■ "BB", illustration par François Guery.
Nietzsche distingue deux grands types humains : les innombrables copies, et le nombre restreint de modèles originaux dont ce sont des copies. Il met dans ces « originaux » les fondateurs, que ce soit de religion, d’états, de doctrines, d’éthique.
J’ai lu jadis une petit livre de poche illustré de photos, livre signé Simone de Beauvoir. C’était à la fin des années cinquante. Le sujet du livre était Brigitte Bardot. Il y avait des photos d’elle en bikini, sur des plages, faisant du ski nautique, ou avec des amis. L’auteur créditait Bardot d’avoir incarné, et même inauguré un nouveau type de femme, libre, non soumise, nature, insouciante du qu’en dira-t-on. Un type humain qui détonait dans le paysage moral de la France traditionnelle, France qui s’est d’ailleurs convertie à cette innovation, l’a entérinée, lorsque De Gaulle, président, l’a reçue à L’Elysée et a plaisanté avec elle. Dand « la vérité », Clouzot l’a fait jouer comme une grande tragédienne, vraie.

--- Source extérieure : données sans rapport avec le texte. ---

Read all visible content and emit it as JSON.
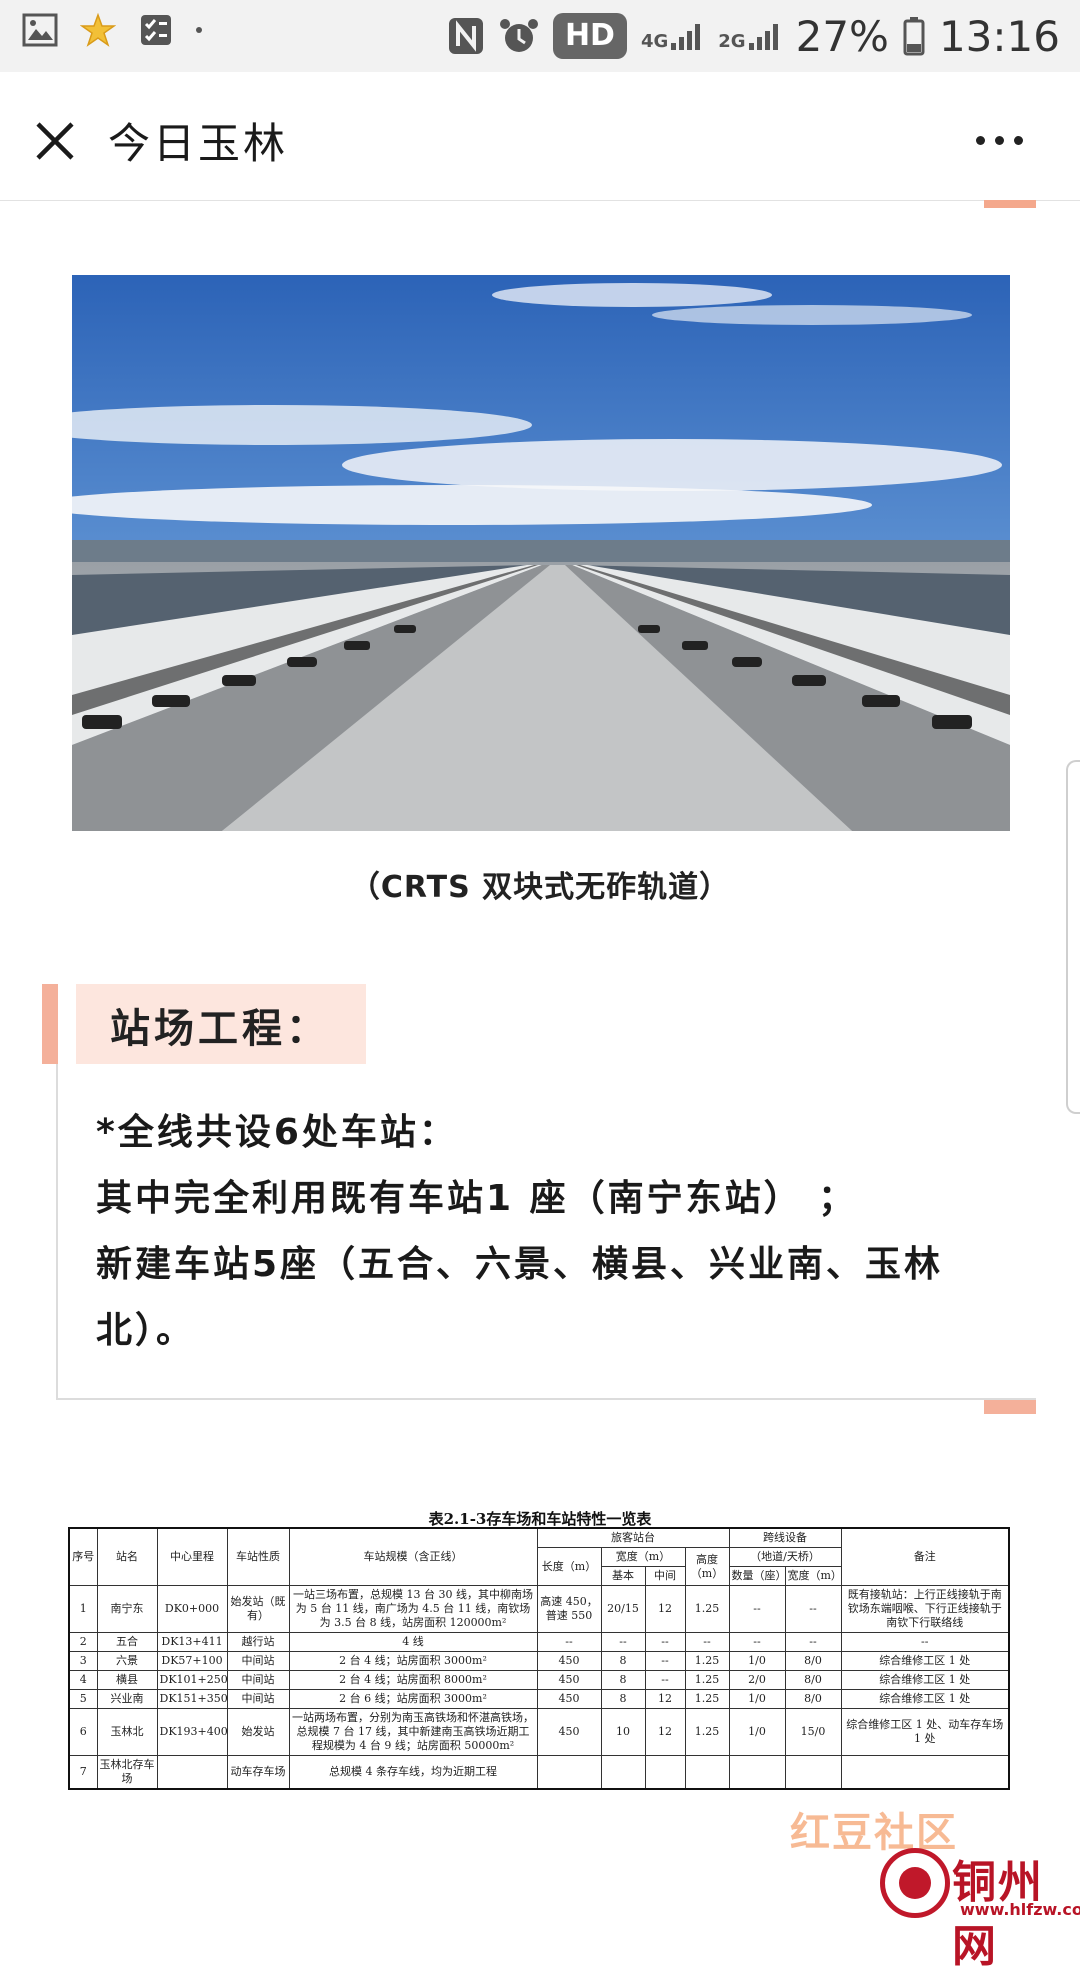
{
  "status_bar": {
    "network_top": "4G",
    "network_bottom": "2G",
    "battery": "27%",
    "time": "13:16",
    "hd": "HD",
    "icons": [
      "gallery-icon",
      "star-badge-icon",
      "checklist-icon",
      "nfc-icon",
      "alarm-icon",
      "signal-icon",
      "battery-icon"
    ]
  },
  "header": {
    "title": "今日玉林"
  },
  "article": {
    "caption": "（CRTS 双块式无砟轨道）",
    "section_title": "站场工程：",
    "lines": [
      "*全线共设6处车站：",
      "其中完全利用既有车站1 座（南宁东站）  ；",
      "新建车站5座（五合、六景、横县、兴业南、玉林北）。"
    ]
  },
  "table": {
    "title": "表2.1-3存车场和车站特性一览表",
    "headers": {
      "seq": "序号",
      "name": "站名",
      "mileage": "中心里程",
      "nature": "车站性质",
      "scale": "车站规模（含正线）",
      "platform": "旅客站台",
      "length": "长度（m）",
      "width": "宽度（m）",
      "basic": "基本",
      "middle": "中间",
      "height": "高度（m）",
      "crossing": "跨线设备",
      "crossing_sub": "（地道/天桥）",
      "count": "数量（座）",
      "cwidth": "宽度（m）",
      "remark": "备注"
    },
    "rows": [
      {
        "seq": "1",
        "name": "南宁东",
        "mileage": "DK0+000",
        "nature": "始发站（既有）",
        "scale": "一站三场布置，总规模 13 台 30 线，其中柳南场为 5 台 11 线，南广场为 4.5 台 11 线，南钦场为 3.5 台 8 线，站房面积 120000m²",
        "length": "高速 450，普速 550",
        "basic": "20/15",
        "middle": "12",
        "height": "1.25",
        "count": "--",
        "cwidth": "--",
        "remark": "既有接轨站：上行正线接轨于南钦场东端咽喉、下行正线接轨于南钦下行联络线"
      },
      {
        "seq": "2",
        "name": "五合",
        "mileage": "DK13+411",
        "nature": "越行站",
        "scale": "4 线",
        "length": "--",
        "basic": "--",
        "middle": "--",
        "height": "--",
        "count": "--",
        "cwidth": "--",
        "remark": "--"
      },
      {
        "seq": "3",
        "name": "六景",
        "mileage": "DK57+100",
        "nature": "中间站",
        "scale": "2 台 4 线；站房面积 3000m²",
        "length": "450",
        "basic": "8",
        "middle": "--",
        "height": "1.25",
        "count": "1/0",
        "cwidth": "8/0",
        "remark": "综合维修工区 1 处"
      },
      {
        "seq": "4",
        "name": "横县",
        "mileage": "DK101+250",
        "nature": "中间站",
        "scale": "2 台 4 线；站房面积 8000m²",
        "length": "450",
        "basic": "8",
        "middle": "--",
        "height": "1.25",
        "count": "2/0",
        "cwidth": "8/0",
        "remark": "综合维修工区 1 处"
      },
      {
        "seq": "5",
        "name": "兴业南",
        "mileage": "DK151+350",
        "nature": "中间站",
        "scale": "2 台 6 线；站房面积 3000m²",
        "length": "450",
        "basic": "8",
        "middle": "12",
        "height": "1.25",
        "count": "1/0",
        "cwidth": "8/0",
        "remark": "综合维修工区 1 处"
      },
      {
        "seq": "6",
        "name": "玉林北",
        "mileage": "DK193+400",
        "nature": "始发站",
        "scale": "一站两场布置，分别为南玉高铁场和怀湛高铁场，总规模 7 台 17 线，其中新建南玉高铁场近期工程规模为 4 台 9 线；站房面积 50000m²",
        "length": "450",
        "basic": "10",
        "middle": "12",
        "height": "1.25",
        "count": "1/0",
        "cwidth": "15/0",
        "remark": "综合维修工区 1 处、动车存车场 1 处"
      },
      {
        "seq": "7",
        "name": "玉林北存车场",
        "mileage": "",
        "nature": "动车存车场",
        "scale": "总规模 4 条存车线，均为近期工程",
        "length": "",
        "basic": "",
        "middle": "",
        "height": "",
        "count": "",
        "cwidth": "",
        "remark": ""
      }
    ]
  },
  "watermarks": {
    "hongdou": "红豆社区",
    "tongzhou": "铜州网",
    "url": "www.hlfzw.com"
  },
  "colors": {
    "accent": "#f4b09a",
    "accent_light": "#fde6de",
    "statusbar_bg": "#f2f2f2"
  }
}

L’auteur ou autrice du « deuxième sexe » a donc fait de Brigitte Bardot une figure unique de son existentialisme : une personne libre et responsable d’elle-même, une personne qui n’a pas besoin de modèles tout faits pour exister et se conduire. Beauvoir a défendu la femme, le deuxième sexe. Faut-il l’oublier, pour chanter le troisième ?
Elle a été une traînée de poudre qui a touché le monde traditionnel, a labouré le sol du machisme éternel pour y faire pousser des femmes autonomes ou désireuses de le devenir. Partout ! Je peux témoigner que dans des pays aussi traditionnels que la Géorgie, petit pays qui résiste au poutinisme, il y a des femmes dont la BB des années 1950 demeure un avenir, une vocation, un type idéal. On peut extrapoler, chercher la trace de son rôle de modèle partout dans les pays de terreur et de violence faite aux femmes comme telles. Moyen Orient forcément.
Sa disparition est saluée de manière confuse et contradictoire. Je lis avec les cheveux dressés sur la tête, et avec consternation, des avertissements violents sur les réseaux sociaux : des groupies hypnotisées diffusent leurs mots d’ordre, ne pas se compromettre avec cette figure « raciste islamophobe », ne pas saluer son décès autrement qu’en en profitant pour répéter et diffuser les directives et l’« agitprop » de la Gauche radicale, perdue dans le labyrinthe de ses dogmes incompatibles entre eux. Ils veulent garantir les libertés, et ils défendent Gaza, et ce, ceux qui vont avec, la « pieuvre de Téhéran ». Islamophobe, qui ne le serait, si « islamisme » signifie rétrograder, restaurer le monde d’avant : sans les libertés individuelles, sans les droits de l’humain conquis dans le sang en occident, répandus quand même partout, à travers l’enfer de la mondialisation conquérante. Ils sont aveugles à la colonisation qui n’est pas occidentale, et qui continue, en Afrique et ailleurs, ils relaient les pires calomnies captieuses que les dictateurs répandent contre nous.
Je constate avec soulagement que dans cette Gauche déboussolée, on prend de plus en plus ses distances avec l’apparatchik vieillisant qui n’en démord pas, et s’accroche au Pouvoir qui est sa raison d’être.
Brigitte Bardot n’a pas seulement été la France, elle l’est, pour ceux et surtout celles qui l’aiment de loin, et espèrent acquérir sa liberté de jugement et de comportement dans leur vie, en dépit des carcans qui les enferment encore.
Quand elle défend les animaux, on ricane. Quand elle se rallie à l’extrême droite, on l’identifie à ces positions tardives pour taire le message plus essentiel que sa vie a envoyé partout. Une chape de silence la menace, elle échouera, et ses erreurs ne compteront pas au regard de ce qu’elle a promis à toutes et tous, « à simplement être ».